All repository methods are async and return ValueTask<T> or IAsyncEnumerable<T>.

// Insert
await repo.InsertAsync(new Product { Id = 1, Name = "Widget", Price = 9.99m });

// Get by primary key
Product? product = await repo.GetByIdAsync(1);

// Update
product!.Price = 12.99m;
await repo.UpdateAsync(product);

// Delete
await repo.DeleteByIdAsync(1);

// Get all
List<Product> all = await repo.GetAllToListAsync();

5. Query builder

SqlRepository<T>.Query() returns a NativeDataQuery<T> builder for filtering, ordering, and paging.

Expression-based WHERE (source-generated, AOT-safe)

List<Product> cheap = await repo.Query()
    .Where(p => p.Price < 10m)
    .ToListAsync();

Supported operators: ==, !=, <, <=, >, >=, &&, ||, and parentheses.

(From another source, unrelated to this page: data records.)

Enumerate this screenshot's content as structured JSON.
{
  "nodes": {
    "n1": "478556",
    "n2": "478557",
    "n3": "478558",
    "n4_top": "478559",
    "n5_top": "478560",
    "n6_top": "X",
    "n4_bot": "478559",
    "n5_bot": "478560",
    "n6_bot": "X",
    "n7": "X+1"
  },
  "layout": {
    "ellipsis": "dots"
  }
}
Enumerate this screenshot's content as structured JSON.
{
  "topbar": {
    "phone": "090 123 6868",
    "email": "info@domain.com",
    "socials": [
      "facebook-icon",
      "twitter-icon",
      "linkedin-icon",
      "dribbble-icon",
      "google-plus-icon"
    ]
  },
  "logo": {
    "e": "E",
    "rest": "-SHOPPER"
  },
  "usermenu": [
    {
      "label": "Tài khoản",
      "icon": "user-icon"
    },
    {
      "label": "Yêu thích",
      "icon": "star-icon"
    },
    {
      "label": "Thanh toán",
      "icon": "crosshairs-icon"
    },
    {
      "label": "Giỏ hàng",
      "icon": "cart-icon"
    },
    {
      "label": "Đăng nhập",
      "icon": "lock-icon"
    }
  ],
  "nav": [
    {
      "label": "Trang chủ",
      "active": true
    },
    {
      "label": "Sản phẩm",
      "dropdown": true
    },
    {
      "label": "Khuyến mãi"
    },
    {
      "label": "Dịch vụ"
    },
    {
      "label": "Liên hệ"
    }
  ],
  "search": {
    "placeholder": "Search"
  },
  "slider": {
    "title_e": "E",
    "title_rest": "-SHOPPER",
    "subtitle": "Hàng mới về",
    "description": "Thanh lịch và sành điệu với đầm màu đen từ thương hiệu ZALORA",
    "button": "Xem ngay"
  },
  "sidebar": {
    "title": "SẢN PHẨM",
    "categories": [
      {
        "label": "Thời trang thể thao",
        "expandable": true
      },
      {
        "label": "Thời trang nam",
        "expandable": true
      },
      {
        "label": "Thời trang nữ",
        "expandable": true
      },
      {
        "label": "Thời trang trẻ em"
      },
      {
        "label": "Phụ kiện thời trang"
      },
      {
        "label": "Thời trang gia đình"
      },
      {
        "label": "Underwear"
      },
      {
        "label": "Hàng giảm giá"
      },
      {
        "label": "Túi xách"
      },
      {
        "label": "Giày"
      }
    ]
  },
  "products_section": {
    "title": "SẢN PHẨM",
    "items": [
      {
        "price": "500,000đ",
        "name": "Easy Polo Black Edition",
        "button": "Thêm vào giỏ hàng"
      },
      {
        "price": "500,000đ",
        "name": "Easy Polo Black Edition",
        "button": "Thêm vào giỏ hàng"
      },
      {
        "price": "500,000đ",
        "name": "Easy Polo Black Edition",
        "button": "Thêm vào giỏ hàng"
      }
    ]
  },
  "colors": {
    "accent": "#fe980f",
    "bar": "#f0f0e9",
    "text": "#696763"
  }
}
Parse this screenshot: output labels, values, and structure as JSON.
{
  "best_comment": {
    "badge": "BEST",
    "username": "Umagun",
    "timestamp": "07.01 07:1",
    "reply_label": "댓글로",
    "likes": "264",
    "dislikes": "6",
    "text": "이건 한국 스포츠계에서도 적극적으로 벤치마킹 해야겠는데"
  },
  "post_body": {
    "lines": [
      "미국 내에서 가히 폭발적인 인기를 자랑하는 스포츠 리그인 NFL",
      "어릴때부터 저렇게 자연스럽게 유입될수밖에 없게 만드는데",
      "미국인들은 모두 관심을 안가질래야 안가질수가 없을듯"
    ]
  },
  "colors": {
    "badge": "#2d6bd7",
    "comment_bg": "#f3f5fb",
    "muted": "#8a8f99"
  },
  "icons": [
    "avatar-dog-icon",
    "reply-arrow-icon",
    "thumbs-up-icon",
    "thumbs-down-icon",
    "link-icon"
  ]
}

Unsupported constructs (method calls, string methods, etc.) throw NotSupportedException at query-build time.

Generated filter helpers

The source generator emits a ProductFilters static class with typed QueryFilter factories:

using static ProductFilters;

List<Product> results = await repo.Query()
    .Where(ByName("Widget"))
    .OrderBy(ProductOrders.ByPrice())
    .Take(10)
    .ToListAsync();

Raw SQL filter

You can also pass raw SQL when you need full control:

var filter = new QueryFilter { Sql = "Price < @maxPrice", Parameters = [new SqlParameterValue("maxPrice", 10m)] };
List<Product> results = await repo.Query().Where(filter).ToListAsync();

Pagination

List<Product> page = await repo.Query()
    .OrderBy(ProductOrders.ById())
    .Skip(20)
    .Take(10)
    .ToListAsync();

6. Analyzer diagnostics

The NativeData.Analyzers package ships two categories of build-time rules:

Trim/AOT safety β€” warn when your code uses reflection-heavy APIs:

Rule Pattern flagged
ND0001 Type.GetType(string)
ND0002 Assembly.Load(string)
ND0003 Activator.CreateInstance(string, ...)
ND0004 Expression.Compile() / LambdaExpression.Compile()

Entity mapping validation:

Rule Condition
ND1001 Key column declared in [NativeDataEntity] has no matching public property
ND1002 Table name or key column argument is empty or whitespace

Diagnostics fire as warnings during dotnet build. They do not block compilation unless your project sets TreatWarningsAsErrors.